Wednesday, March 25, 2009

The Tale of Two Tims

Last night, under the Broadway bridge.

I met a young man named Tim. He lost his job recently. Knowing that he couldn't afford to stay in his apartment, he began making plans. He found a tent at Walmart that was on sale. It was a large, family size tent. He found a place in the woods, cleared it, and set up his tent. He found a friend that needed a place and paired up with him. You can't set up a tent and leave it unattended out there. He found a job at a local theater and they were training him to be a projectionist. He was saving $20-30 per paycheck, putting it in a can and burying it. "I know that for any place, I will need a deposit." He carried and had in his tent his worldy possessions. He had a plan and was working it. He told me that he was a Navy brat and attended 12 different schools growing up. What a resourcefull guy. Good news, Tim, the kingdom of heaven is accessible to you.
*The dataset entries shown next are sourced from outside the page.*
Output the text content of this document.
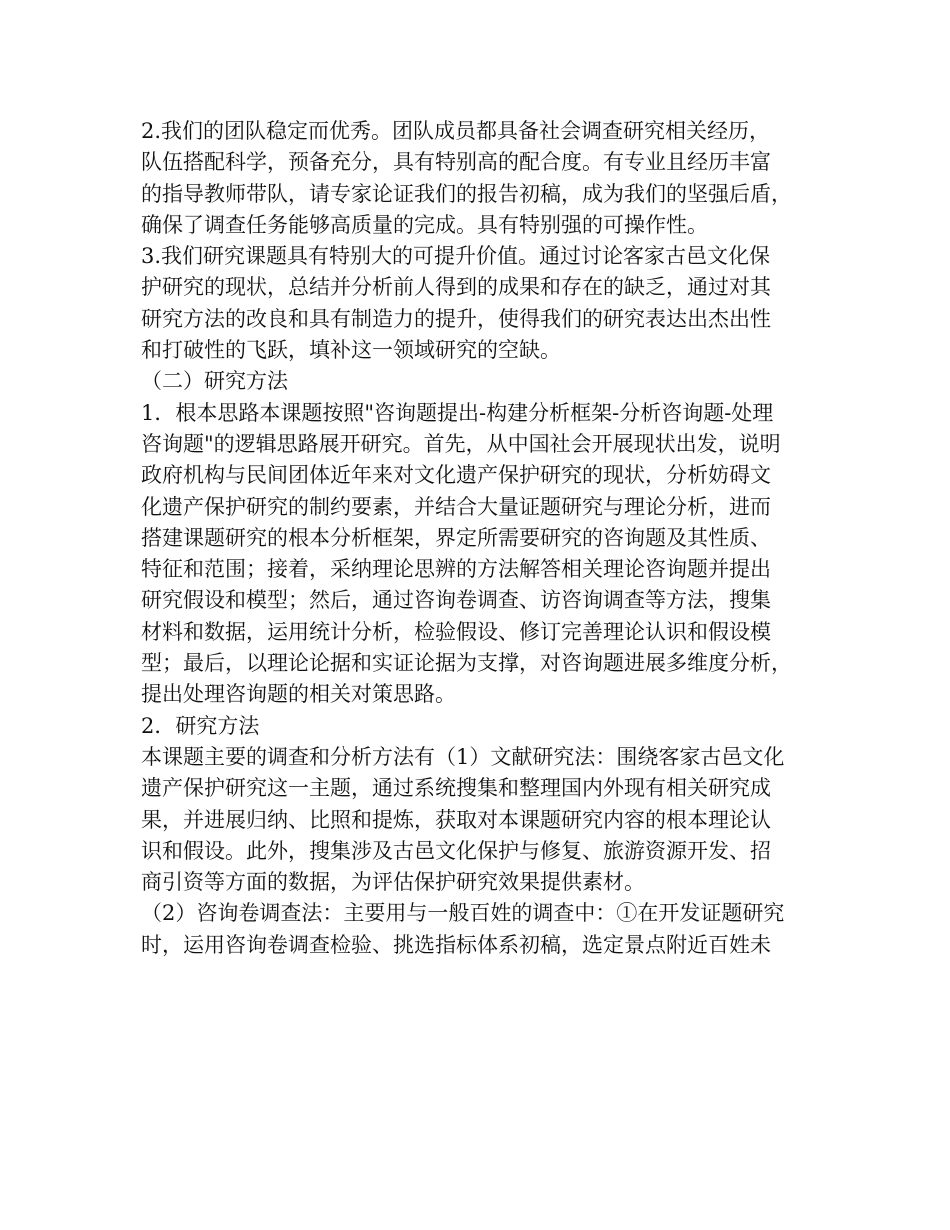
2.我们的团队稳定而优秀。团队成员都具备社会调查研究相关经历，
队伍搭配科学，预备充分，具有特别高的配合度。有专业且经历丰富
的指导教师带队，请专家论证我们的报告初稿，成为我们的坚强后盾，
确保了调查任务能够高质量的完成。具有特别强的可操作性。
3.我们研究课题具有特别大的可提升价值。通过讨论客家古邑文化保
护研究的现状，总结并分析前人得到的成果和存在的缺乏，通过对其
研究方法的改良和具有制造力的提升，使得我们的研究表达出杰出性
和打破性的飞跃，填补这一领域研究的空缺。
（二）研究方法
1．根本思路本课题按照"咨询题提出-构建分析框架-分析咨询题-处理
咨询题"的逻辑思路展开研究。首先，从中国社会开展现状出发，说明
政府机构与民间团体近年来对文化遗产保护研究的现状，分析妨碍文
化遗产保护研究的制约要素，并结合大量证题研究与理论分析，进而
搭建课题研究的根本分析框架，界定所需要研究的咨询题及其性质、
特征和范围；接着，采纳理论思辨的方法解答相关理论咨询题并提出
研究假设和模型；然后，通过咨询卷调查、访咨询调查等方法，搜集
材料和数据，运用统计分析，检验假设、修订完善理论认识和假设模
型；最后，以理论论据和实证论据为支撑，对咨询题进展多维度分析，
提出处理咨询题的相关对策思路。
2．研究方法
本课题主要的调查和分析方法有（1）文献研究法：围绕客家古邑文化
遗产保护研究这一主题，通过系统搜集和整理国内外现有相关研究成
果，并进展归纳、比照和提炼，获取对本课题研究内容的根本理论认
识和假设。此外，搜集涉及古邑文化保护与修复、旅游资源开发、招
商引资等方面的数据，为评估保护研究效果提供素材。
（2）咨询卷调查法：主要用与一般百姓的调查中：①在开发证题研究
时，运用咨询卷调查检验、挑选指标体系初稿，选定景点附近百姓未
I met another Tim last night. He was a co-worker of Keith's. This was his first time under the bridge with us. His two kids served cookies and handed out cokes to the homeless, and they did it unabashed and with a smile. Tim spent most of the night talking with three of the homeless off to the side. Toward the end of the night, I wandered over to them. I noticed as I approached, that the three homeless were giving Tim their rapt attention. As I listened in, Tim was doing some old fashioned preaching or street witnessing, whatever you want to call it. I noted that the three were eating it up. They did not look put off in the least. I also noticed that the three would jump in, at times, with some preaching of their own.

I have done street preaching in the past. Its not really my style at this point. As I listened, I wondered if it was doing any good. Did it add anything specific to their situation? They seemed to be trully encouraged, or at least glad to be having the conversation, if that is what it was. By the way they responded, they clearly had experience in this type of situation. They were quoting the word, saying amen at the right times. Yet they were on the streets. Where did they go and what did they do after we left? They clearly had relationships with other known addicts down there, though they did not look intoxicated last night. I thought about what it was like talking with a drunk. Drunks will engage with you, agree with you, pray with you, promise you, cry with you, and make just about any committment with you, that night. But tomorrow is another day.

I am not judging what Tim was doing. I was impressed. I just wondered what good it did. The dictim "there is no humanitarian solution to humanitarian crises" was ringing in my head. The encounter appeared to be a good one, though I would be cautious about overstating what good it did. We can just be statisfied that, at that time, it was good and it stood on its own, but it was the easy thing to do. We spent about 1.5 hours under the bridge. We drove up in our warm cars and left to our warm houses. No sweat. No disruption in our lifestyle. Our lives go on, as did theirs.

Jesus preached, and for some, he sent them home with the encouragement to sin no more. What happened after that?

There is a network of goodness, led and fueled by the Spirit. Maybe the preaching encounters are just a part of that network. Maybe the change comes from participating in and hanging out in that network over time. Is that network seamless, however, especially on the streets?

Just some more thoughts from under the bridge. A great practicing ground. A great spiritual formation playing field. One night that was worth about six months of sitting in someone's living room or in some church classroom talking and being vulernable. Churches seem to have it wrong for the most part. Hit the streets mostly, then hang out in a small group occassionally, not the other way around.